HTTP request works with curl but fails with Python with 403

December 13, 2023

I’m trying to download the rss feed from "https://www.straitstimes.com/news/singapore/rss.xml". I have the following Python script:

import requests

r = requests.get('https://www.straitstimes.com/news/singapore/rss.xml')

for k, v in r.headers.items():
    print("{}: {}".format(k, v))
    
print(r.content)

When I run this, I get the following response:

Cache-Control: max-age=0, no-cache, no-store                                                                                          
Content-Type: text/html                                                                                                               
Date: Wed, 13 Dec 2023 03:06:00 GMT                                                                                                   
Expires: Wed, 13 Dec 2023 03:05:59 GMT                                                                                                
Referrer-Policy: no-referrer-when-downgrade                                                                                           
Server: ECD (sgc/56B1)                                                                                                                
Set-Cookie: sph_user_country=SG;Path=/;                                                                                               
X-EC-Security-Audit: 403                                                                                                              
x-vmg-version: v10.5.70                                                                                                               
Content-Length: 345                                                                                                                   
b'<?xml version="1.0" encoding="iso-8859-1"?>\n<!DOCTYPE html PUBLIC "-//W3C//DTD XHTML 1.0 Transitional//EN"\n         "http://www.w3
.org/TR/xhtml1/DTD/xhtml1-transitional.dtd">\n<html xmlns="http://www.w3.org/1999/xhtml" xml:lang="en" lang="en">\n\t<head>\n\t\t<titl
e>403 - Forbidden</title>\n\t</head>\n\t<body>\n\t\t<h1>403 - Forbidden</h1>\n\t</body>\n</html>\n'

When I try to get it with curl using the following request (I’m trying to force HTTP/1.1 and remove any user-agent/accept headers from the request), I get the XML just fine.
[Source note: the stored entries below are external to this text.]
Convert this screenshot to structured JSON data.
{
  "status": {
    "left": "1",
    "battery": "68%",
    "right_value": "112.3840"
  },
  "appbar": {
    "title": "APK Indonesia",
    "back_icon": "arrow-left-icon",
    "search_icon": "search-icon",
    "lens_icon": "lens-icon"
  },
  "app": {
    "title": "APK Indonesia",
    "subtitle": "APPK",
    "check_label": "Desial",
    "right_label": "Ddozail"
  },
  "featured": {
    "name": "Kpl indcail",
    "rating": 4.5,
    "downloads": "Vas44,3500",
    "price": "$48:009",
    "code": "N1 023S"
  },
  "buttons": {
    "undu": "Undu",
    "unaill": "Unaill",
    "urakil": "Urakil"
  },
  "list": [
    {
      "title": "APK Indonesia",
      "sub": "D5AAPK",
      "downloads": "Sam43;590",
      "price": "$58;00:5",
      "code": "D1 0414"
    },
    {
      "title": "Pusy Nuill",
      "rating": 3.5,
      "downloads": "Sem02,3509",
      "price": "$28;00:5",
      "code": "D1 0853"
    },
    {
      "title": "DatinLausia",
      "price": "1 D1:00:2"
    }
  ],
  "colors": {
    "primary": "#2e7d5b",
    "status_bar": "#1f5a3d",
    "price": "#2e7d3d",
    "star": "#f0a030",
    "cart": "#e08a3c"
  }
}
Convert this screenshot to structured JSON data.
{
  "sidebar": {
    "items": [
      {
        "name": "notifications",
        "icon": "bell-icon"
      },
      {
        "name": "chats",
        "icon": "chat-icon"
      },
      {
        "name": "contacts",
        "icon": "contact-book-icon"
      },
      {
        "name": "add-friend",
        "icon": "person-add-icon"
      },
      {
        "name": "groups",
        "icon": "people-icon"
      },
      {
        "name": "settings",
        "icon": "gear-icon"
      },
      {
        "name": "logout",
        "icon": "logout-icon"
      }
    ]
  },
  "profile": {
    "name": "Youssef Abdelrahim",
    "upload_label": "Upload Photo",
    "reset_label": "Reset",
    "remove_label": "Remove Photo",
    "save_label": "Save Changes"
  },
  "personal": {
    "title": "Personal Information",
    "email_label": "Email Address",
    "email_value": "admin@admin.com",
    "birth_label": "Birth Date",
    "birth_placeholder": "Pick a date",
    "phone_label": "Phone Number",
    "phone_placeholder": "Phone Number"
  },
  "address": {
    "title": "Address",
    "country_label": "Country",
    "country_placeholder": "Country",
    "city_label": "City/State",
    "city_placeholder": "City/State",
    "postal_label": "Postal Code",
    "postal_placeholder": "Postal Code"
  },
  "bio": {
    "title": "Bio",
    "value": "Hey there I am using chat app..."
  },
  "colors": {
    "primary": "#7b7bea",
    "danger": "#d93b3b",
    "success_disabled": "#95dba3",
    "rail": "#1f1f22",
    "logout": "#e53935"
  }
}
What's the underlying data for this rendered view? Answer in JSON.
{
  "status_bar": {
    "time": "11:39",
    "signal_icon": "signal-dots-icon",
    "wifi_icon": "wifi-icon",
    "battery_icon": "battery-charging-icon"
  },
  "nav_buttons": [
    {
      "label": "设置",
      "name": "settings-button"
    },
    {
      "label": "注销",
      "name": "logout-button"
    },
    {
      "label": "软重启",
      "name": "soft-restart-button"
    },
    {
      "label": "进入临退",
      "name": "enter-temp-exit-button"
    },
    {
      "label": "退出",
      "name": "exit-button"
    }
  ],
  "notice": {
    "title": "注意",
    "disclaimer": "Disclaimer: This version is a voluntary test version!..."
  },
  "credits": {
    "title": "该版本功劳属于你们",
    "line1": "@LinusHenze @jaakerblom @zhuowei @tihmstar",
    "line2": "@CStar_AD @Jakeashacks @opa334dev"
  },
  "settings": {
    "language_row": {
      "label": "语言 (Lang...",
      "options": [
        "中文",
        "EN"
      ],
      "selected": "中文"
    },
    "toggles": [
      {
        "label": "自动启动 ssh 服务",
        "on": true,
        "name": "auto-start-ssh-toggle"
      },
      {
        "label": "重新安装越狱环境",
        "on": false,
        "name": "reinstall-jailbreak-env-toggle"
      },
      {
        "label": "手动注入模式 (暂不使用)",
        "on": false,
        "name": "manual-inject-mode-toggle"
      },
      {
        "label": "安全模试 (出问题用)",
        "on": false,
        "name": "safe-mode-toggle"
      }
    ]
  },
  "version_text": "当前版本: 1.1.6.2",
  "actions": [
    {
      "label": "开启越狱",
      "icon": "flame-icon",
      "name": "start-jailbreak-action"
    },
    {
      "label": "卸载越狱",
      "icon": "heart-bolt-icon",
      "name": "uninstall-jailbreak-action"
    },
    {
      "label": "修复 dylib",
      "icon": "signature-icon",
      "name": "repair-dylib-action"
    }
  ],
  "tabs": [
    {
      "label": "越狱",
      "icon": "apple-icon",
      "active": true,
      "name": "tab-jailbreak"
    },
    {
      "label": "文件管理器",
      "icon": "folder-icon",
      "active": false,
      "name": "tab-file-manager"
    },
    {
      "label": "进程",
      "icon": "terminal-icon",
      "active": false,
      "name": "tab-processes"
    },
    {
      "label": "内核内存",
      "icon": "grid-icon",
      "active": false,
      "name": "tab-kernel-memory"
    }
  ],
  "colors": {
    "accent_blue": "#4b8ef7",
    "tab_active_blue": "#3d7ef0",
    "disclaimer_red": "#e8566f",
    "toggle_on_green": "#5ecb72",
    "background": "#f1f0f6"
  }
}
What am I doing wrong with requests?

curl https://www.straitstimes.com/news/singapore/rss.xml -v --http1.1 -H 'User-Agent:' -H 'Accept:'

>Solution :

You can try like this

import requests

headers = {
    'User-Agent': '',
    'Accept': ''
}

url = 'https://www.straitstimes.com/news/singapore/rss.xml'
r = requests.get(url, headers=headers)
print(r.status_code)  
if r.status_code == 200:
    print(r.text)